Next Tuesday, those of us registered in Massachusetts will have the opportunity to vote on “Question 2” – prescribing medication to end life, otherwise known as physician-assisted suicide. As described by the state secretary, “This proposed law would allow a physician licensed in Massachusetts to prescribe medication, at a terminally ill patient’s request, to end that patient’s life. To qualify, a patient would have to be an adult resident who (1) is medically determined to be mentally capable of making and communicating health care decisions; (2) has been diagnosed by attending and consulting physicians as having an incurable, irreversible disease that will, within reasonable medical judgment, cause death within six months; and (3) voluntarily expresses a wish to die and has made an informed decision.” There are, of course, a number of other safeguards built in, such as the need to make the request twice, separated by 15 days, in the presence of witnesses. However, there could probably be stronger safeguards to protect individuals who are experiencing depression and anxiety, and might have preferable alternatives to physician-assisted death.
The proposed law is similar to measures already in place in Oregon and Washington state, where statistics show relatively low uptake and certainly not the sort of slippery slope that critics seem to be worried about.
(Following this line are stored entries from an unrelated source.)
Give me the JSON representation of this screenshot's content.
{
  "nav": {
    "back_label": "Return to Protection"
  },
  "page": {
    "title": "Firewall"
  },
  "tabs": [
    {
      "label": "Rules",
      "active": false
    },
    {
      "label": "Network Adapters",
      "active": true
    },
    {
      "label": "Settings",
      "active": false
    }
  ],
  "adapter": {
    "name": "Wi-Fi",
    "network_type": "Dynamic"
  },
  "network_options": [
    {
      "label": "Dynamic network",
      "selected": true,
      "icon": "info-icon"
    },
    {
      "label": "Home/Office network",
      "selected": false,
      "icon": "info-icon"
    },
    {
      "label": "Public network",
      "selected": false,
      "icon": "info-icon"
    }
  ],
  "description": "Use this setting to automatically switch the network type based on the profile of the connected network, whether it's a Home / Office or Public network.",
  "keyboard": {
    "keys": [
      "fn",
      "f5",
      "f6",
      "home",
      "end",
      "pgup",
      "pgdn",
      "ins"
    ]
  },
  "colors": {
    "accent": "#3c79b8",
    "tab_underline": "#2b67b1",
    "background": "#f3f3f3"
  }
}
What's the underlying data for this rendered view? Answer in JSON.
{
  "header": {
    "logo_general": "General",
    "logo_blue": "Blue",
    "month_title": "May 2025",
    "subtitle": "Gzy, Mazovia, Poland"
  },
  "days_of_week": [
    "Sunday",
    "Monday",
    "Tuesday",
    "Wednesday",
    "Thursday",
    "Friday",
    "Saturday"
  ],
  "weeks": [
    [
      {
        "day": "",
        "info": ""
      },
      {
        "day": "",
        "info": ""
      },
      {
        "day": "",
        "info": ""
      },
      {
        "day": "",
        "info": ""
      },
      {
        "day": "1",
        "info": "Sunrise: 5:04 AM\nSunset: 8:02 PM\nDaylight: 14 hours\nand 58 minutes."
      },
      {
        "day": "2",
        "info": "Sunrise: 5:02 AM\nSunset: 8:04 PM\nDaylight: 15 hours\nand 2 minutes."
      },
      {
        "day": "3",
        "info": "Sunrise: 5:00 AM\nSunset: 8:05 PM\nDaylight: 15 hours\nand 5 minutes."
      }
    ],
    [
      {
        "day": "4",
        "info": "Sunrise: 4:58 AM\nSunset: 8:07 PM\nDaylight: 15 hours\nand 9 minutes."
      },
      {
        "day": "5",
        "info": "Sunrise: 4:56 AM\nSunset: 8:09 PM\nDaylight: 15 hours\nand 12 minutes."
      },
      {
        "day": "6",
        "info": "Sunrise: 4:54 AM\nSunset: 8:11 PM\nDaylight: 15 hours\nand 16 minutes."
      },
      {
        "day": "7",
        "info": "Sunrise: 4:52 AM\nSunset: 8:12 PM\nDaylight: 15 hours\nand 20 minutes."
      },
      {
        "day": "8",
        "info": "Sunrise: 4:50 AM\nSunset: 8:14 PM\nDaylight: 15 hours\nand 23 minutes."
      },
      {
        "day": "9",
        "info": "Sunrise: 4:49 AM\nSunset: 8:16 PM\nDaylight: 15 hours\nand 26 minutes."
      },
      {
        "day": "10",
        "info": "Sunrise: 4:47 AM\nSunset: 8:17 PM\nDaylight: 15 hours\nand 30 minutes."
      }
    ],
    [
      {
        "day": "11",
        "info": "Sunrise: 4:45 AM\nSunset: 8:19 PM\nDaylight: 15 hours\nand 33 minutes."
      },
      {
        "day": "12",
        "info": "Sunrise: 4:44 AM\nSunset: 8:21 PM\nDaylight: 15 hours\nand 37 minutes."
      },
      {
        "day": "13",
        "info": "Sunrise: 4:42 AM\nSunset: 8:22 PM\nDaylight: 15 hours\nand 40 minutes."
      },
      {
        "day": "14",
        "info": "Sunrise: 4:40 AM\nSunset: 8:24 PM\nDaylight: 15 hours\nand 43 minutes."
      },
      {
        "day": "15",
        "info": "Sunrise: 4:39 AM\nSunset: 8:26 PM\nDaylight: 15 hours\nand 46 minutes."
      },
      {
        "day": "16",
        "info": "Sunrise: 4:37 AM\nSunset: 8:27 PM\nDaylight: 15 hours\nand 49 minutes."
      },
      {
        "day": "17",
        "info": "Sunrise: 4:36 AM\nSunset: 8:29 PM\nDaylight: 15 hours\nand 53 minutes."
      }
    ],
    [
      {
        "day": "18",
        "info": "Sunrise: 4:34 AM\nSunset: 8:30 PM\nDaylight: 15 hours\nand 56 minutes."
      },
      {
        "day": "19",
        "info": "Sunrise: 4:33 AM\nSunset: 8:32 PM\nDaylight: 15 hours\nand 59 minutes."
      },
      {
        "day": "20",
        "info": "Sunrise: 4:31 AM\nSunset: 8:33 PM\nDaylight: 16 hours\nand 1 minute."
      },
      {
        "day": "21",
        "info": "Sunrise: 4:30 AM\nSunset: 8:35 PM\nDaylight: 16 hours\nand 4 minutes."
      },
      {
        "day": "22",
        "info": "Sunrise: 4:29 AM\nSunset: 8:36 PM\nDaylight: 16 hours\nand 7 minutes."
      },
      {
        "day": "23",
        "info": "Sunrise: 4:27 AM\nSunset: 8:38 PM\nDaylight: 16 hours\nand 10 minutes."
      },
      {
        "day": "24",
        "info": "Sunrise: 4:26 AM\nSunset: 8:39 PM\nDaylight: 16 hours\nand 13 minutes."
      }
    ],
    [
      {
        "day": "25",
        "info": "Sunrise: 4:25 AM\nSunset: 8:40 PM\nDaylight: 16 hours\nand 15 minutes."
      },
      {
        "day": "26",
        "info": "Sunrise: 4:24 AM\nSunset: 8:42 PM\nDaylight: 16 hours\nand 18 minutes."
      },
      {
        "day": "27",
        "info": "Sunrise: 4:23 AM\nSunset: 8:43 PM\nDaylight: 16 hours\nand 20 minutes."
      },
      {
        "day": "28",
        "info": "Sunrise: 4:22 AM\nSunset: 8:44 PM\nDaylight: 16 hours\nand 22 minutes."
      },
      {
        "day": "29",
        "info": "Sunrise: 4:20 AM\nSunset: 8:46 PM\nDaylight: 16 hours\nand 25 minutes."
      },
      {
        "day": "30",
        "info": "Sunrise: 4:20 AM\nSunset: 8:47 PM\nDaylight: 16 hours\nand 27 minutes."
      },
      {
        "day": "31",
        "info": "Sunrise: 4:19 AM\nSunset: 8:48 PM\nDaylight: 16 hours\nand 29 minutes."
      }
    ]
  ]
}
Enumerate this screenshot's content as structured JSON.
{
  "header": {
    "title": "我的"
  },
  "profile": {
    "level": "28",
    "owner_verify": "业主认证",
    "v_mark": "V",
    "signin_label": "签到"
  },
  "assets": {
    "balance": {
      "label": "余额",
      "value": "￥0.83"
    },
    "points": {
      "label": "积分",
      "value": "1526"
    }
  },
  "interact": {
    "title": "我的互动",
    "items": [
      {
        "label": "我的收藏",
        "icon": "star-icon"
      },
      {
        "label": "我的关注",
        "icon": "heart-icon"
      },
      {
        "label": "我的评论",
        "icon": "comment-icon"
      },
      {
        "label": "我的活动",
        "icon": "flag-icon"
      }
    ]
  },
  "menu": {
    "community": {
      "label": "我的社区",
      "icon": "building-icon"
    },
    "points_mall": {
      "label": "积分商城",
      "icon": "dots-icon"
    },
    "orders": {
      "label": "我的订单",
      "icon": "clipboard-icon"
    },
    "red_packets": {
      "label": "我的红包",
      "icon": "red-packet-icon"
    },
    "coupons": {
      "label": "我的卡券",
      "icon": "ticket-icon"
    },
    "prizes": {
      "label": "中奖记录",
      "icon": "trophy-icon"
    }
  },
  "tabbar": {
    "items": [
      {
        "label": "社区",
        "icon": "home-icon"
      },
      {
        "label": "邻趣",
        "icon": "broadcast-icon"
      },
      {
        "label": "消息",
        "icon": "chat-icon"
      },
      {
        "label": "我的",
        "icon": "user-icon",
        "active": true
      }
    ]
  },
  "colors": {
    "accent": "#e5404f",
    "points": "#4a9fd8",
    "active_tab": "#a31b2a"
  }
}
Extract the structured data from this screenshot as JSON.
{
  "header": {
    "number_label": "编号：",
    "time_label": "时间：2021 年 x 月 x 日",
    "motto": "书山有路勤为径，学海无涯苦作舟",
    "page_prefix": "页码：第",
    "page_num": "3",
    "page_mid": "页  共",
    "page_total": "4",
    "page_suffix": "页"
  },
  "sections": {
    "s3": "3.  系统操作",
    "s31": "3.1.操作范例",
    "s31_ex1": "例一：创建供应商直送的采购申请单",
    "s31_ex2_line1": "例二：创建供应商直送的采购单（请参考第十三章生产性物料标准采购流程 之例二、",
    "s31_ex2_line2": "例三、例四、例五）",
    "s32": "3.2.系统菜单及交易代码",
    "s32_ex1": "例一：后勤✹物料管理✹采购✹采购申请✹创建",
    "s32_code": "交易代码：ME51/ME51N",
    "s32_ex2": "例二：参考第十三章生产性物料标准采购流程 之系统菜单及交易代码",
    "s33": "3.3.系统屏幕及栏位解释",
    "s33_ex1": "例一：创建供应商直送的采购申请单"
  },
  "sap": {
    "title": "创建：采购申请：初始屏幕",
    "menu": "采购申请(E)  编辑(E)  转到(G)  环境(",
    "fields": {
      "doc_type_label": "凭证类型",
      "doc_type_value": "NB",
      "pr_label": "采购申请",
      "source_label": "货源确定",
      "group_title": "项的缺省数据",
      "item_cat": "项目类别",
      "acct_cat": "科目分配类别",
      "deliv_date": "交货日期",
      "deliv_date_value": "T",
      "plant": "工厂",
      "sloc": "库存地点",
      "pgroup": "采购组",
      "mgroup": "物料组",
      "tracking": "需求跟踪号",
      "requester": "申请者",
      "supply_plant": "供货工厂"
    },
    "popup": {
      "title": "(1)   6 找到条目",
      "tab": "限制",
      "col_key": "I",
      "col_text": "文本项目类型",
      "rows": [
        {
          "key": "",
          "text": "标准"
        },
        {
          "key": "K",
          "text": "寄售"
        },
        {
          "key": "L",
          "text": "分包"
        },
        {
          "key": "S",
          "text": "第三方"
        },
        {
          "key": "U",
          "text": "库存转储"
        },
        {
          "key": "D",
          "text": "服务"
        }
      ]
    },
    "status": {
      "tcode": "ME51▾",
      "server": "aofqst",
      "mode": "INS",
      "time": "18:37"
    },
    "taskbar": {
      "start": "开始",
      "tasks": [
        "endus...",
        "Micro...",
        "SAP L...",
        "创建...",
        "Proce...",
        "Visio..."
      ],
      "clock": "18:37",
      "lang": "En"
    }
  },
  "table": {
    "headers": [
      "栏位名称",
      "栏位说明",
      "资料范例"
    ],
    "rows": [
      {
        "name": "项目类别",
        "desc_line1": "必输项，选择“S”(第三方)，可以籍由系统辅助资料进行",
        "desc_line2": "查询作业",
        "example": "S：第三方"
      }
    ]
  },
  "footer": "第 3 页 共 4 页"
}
In today’s NY Times, however, Zeke Emanuel describes 4 myths about physician-assisted suicide that might give some pause to people like me who plan to vote “Yes” on Question 2. In the end, though, it strikes me that preserving room for maximal choice in these difficult end-of-life situations is for the best.
Without delving into the merits, which has been done very well elsewhere, let me just make a quick note about something else that struck me re: Question 2, which was the pamphlet of materials I received at home about the ballot measure. It came from the state secretary, had an excellent, understandable summary of the law and what it would do, and included brief statements for and against written by selected advocates. I thought this was an incredible mechanism to promote informed voting and deliberative democracy – and because I always have human subjects research ethics on the brain, it made me think of the possible ways this approach could be adapted to improve informed consent. Perhaps traditional consent forms could be accompanied by a brief neutral statement about a study from the IRB, followed by short statements pro and con about the decision to participate. Just a thought.
And finally, one more note: we’re having a bioethics-heavy election day in Massachusetts this year. Question 3 is about whether we should eliminate state criminal and civil penalties for the medical use of marijuana by qualifying patients.